Muriel Spark and Penelope Jardine

Muriel Spark and Penelope Jardine (with the glasses). Picture: Nick Cornish

Penelope Jardine was 36 when she met acclaimed Scottish novelist Muriel Spark. The year was 1968. Muriel Spark had just relocated from New York City where she lived for a few years, to Rome. At first, Penelope Jardine worked as Muriel Spark’s secretary. Their working relationship turned into a deep friendship when Muriel Spark moved in with Jardine around 1975.

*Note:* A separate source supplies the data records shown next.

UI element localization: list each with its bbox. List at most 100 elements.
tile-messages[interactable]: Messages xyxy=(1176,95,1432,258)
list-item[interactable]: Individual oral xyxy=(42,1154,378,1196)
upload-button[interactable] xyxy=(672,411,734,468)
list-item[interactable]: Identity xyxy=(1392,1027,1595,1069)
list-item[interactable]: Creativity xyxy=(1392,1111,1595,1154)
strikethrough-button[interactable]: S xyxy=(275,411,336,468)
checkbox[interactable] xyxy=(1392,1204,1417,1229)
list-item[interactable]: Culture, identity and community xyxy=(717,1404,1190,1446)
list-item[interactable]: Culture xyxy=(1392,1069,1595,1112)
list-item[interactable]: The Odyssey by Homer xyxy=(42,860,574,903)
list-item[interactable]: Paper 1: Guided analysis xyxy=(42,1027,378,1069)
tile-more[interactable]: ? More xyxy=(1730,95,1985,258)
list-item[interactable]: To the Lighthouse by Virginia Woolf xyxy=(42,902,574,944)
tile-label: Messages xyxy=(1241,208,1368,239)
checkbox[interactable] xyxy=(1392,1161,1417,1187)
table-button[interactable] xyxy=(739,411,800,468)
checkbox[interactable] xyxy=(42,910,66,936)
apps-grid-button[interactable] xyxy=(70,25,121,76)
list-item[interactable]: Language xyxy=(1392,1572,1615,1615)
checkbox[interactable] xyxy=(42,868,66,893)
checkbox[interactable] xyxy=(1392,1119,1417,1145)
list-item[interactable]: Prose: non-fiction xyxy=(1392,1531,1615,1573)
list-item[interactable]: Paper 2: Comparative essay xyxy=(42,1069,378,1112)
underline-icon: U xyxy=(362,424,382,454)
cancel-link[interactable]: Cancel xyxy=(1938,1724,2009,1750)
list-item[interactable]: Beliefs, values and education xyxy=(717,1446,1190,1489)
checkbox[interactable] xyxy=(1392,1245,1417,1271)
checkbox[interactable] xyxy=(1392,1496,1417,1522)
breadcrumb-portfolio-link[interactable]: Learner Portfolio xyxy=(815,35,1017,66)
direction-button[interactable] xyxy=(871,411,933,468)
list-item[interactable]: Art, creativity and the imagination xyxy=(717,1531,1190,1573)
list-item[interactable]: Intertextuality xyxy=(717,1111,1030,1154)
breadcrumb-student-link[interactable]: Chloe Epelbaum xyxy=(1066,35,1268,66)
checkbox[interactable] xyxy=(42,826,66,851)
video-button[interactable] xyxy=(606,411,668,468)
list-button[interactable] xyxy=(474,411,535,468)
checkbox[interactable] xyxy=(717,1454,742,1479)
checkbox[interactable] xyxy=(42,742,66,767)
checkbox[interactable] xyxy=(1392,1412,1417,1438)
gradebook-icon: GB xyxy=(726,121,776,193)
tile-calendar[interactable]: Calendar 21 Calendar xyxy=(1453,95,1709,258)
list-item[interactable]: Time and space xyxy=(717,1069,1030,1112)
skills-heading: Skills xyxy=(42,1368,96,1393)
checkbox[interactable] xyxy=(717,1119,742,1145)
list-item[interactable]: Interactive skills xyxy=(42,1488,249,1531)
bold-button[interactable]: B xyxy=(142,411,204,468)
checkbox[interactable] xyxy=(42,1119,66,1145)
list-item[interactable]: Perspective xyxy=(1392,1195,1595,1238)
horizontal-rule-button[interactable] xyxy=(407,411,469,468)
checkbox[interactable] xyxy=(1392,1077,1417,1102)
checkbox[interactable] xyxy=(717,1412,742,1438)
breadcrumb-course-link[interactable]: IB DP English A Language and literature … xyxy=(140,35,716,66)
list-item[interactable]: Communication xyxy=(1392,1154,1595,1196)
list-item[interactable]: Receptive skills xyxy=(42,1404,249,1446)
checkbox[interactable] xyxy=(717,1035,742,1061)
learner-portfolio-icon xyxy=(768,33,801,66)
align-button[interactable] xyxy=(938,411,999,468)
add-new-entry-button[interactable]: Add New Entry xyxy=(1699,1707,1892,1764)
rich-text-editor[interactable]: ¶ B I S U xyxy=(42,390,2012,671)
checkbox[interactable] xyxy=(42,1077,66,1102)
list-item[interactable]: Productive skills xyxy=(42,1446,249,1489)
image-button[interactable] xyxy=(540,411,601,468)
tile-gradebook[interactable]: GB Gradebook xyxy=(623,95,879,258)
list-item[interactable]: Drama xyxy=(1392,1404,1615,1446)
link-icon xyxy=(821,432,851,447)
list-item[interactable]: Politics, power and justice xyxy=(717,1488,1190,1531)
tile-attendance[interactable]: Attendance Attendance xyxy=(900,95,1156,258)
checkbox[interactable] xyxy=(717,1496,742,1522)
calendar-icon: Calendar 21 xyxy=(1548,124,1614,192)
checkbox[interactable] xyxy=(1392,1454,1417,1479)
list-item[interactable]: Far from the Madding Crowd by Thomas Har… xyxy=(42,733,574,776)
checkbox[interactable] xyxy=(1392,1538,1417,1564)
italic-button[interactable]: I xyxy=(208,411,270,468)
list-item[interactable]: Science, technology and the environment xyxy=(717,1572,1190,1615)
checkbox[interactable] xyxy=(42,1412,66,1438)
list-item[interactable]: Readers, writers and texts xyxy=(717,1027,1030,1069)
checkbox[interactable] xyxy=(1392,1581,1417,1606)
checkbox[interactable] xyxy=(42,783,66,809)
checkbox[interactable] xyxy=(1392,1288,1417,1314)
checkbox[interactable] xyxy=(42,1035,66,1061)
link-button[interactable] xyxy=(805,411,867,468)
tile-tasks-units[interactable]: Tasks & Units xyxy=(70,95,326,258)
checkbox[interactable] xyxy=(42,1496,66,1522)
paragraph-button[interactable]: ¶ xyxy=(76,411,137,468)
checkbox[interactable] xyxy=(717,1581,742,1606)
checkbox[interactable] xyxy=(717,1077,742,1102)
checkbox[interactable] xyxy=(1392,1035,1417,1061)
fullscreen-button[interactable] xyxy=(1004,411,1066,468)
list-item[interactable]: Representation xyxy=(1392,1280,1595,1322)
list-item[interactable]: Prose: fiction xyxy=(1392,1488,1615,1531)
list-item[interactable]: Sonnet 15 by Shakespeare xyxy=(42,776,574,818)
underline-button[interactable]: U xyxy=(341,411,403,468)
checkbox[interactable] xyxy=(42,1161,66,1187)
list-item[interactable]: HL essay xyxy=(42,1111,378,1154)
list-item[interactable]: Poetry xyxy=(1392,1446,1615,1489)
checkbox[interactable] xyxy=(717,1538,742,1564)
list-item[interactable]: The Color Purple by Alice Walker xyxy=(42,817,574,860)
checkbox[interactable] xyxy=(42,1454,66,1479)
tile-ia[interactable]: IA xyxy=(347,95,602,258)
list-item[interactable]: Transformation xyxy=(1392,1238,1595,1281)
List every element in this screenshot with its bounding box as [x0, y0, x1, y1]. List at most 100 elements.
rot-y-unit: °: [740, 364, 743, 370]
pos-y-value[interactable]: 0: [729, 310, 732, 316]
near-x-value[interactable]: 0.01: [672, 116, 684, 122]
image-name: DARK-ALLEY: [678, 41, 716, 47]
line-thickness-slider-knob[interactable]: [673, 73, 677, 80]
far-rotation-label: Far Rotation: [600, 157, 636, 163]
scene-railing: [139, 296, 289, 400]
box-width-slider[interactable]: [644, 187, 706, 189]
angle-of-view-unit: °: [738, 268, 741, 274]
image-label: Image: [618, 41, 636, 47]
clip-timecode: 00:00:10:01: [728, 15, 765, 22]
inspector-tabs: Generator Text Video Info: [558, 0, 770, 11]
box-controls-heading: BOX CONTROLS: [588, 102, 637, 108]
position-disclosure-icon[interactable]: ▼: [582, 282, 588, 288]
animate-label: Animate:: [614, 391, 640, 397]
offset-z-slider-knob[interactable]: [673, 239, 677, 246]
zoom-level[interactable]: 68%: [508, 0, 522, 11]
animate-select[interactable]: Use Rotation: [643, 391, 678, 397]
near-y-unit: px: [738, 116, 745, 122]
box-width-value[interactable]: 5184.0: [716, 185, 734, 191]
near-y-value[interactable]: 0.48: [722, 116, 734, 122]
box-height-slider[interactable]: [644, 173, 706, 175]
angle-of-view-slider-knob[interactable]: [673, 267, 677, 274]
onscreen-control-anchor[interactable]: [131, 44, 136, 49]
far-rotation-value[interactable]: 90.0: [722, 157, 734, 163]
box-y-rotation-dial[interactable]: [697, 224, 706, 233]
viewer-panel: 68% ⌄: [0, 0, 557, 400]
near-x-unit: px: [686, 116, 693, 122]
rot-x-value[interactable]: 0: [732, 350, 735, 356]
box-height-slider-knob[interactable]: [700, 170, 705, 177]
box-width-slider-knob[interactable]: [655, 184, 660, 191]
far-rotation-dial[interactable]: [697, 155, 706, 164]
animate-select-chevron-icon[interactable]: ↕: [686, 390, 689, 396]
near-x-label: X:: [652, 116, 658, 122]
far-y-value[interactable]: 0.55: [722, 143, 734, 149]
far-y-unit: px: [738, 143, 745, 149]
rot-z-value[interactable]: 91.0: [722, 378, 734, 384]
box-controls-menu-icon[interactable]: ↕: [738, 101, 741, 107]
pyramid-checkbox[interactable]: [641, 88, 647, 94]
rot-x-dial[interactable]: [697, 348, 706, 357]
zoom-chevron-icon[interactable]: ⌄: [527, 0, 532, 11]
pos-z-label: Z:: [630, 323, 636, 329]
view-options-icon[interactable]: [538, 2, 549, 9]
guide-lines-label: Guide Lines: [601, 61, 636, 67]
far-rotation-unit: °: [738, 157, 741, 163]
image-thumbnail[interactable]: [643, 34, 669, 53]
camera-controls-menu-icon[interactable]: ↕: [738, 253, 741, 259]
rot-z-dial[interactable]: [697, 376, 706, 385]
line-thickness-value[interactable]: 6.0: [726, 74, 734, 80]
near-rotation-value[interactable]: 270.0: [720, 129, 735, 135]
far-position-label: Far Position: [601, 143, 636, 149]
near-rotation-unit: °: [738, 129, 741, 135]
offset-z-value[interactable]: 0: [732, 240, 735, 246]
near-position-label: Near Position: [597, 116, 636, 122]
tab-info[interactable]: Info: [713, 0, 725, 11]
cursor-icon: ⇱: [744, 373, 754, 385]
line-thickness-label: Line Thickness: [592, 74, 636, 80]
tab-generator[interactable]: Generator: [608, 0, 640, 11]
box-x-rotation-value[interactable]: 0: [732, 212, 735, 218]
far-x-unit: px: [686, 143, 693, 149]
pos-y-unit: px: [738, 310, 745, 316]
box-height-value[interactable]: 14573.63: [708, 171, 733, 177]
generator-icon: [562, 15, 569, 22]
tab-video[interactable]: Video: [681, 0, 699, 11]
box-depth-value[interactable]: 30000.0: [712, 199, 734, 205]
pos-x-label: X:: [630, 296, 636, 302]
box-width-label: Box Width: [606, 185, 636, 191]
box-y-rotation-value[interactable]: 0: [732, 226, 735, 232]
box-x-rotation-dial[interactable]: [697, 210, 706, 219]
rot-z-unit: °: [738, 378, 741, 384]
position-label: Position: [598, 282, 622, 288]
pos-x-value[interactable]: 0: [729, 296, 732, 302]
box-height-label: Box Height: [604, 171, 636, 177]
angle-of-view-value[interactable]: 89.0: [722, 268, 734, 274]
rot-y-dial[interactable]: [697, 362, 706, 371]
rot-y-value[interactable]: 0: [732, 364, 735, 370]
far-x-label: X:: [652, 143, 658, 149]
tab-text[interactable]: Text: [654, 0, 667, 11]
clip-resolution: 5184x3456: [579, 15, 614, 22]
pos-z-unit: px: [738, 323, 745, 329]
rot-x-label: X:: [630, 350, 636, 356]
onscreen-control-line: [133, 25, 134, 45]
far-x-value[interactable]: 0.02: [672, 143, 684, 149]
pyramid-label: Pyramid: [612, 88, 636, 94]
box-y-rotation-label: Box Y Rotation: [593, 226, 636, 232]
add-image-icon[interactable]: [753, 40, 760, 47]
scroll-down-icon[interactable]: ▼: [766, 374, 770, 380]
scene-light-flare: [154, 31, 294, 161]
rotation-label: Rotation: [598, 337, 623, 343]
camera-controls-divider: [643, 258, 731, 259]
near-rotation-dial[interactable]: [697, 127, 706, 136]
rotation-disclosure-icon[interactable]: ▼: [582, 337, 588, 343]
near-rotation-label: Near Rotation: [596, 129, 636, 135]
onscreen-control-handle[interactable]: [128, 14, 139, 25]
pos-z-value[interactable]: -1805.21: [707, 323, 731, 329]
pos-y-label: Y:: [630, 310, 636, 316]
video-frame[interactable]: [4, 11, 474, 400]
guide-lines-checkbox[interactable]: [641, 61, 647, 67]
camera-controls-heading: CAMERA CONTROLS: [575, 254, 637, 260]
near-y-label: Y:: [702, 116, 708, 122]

Their home was a converted church, in the Tuscan countryside. As Muriel Spark was estranged from her only son and had no known romantic partner, Penelope Jardine’s friendship was everything she had in terms of close human contact. Penelope Jardine herself never married nor had any children, and so Muriel Spark was also the most important person in her life.

I found their friendship fascinating not only because it lasted as long as it did, but also because of what Muriel Spark’s estrangement from her son would mean for Penelope Jardine financially, later on. Indeed, Muriel Spark’s relationship with her only son broke down so spectacularly that she cut him out of her will and left her entire estate to Penelope Jardine upon her death, in 2006, aged 88.

While she was alive, not only did Muriel Spark remain estranged from her son for most of her life, their mutual dislike for one another played itself out regularly in the media. Each side accusing the other of being the cause of the estrangement. That he was cut out of his mother’s will did not seem to bother her son at all. In fact, it is claimed that she did so, because he rejected several attempts she made to help him, including returning a cheque she sent him.

One would have thought that death would bring closure to their feuding, but it didn’t. Robin Spark, Muriel’s son, did not attend his mother’s funeral. He himself passed away in 2016, aged 78. As for Penelope Jardine, even though she is not related to Muriel Spark by blood, she will go down in history as the only person who can claim to have truly known her.

Inevitably, the women’s closeness set tongues wagging, with many arguing that there was more to their relationship than just friendship. In a recent BBC documentary celebrating Muriel Spark’s life, to coincide with what would have been her 100th birthday, Kirsty Wark went to interview Penelope Jardine in Italy. During the interview, she asked about those rumours. Penelope Jardine denied them. Theirs was just a deep friendship, and nothing else. Unless the doubters can prove otherwise, I don’t see why we should not believe her.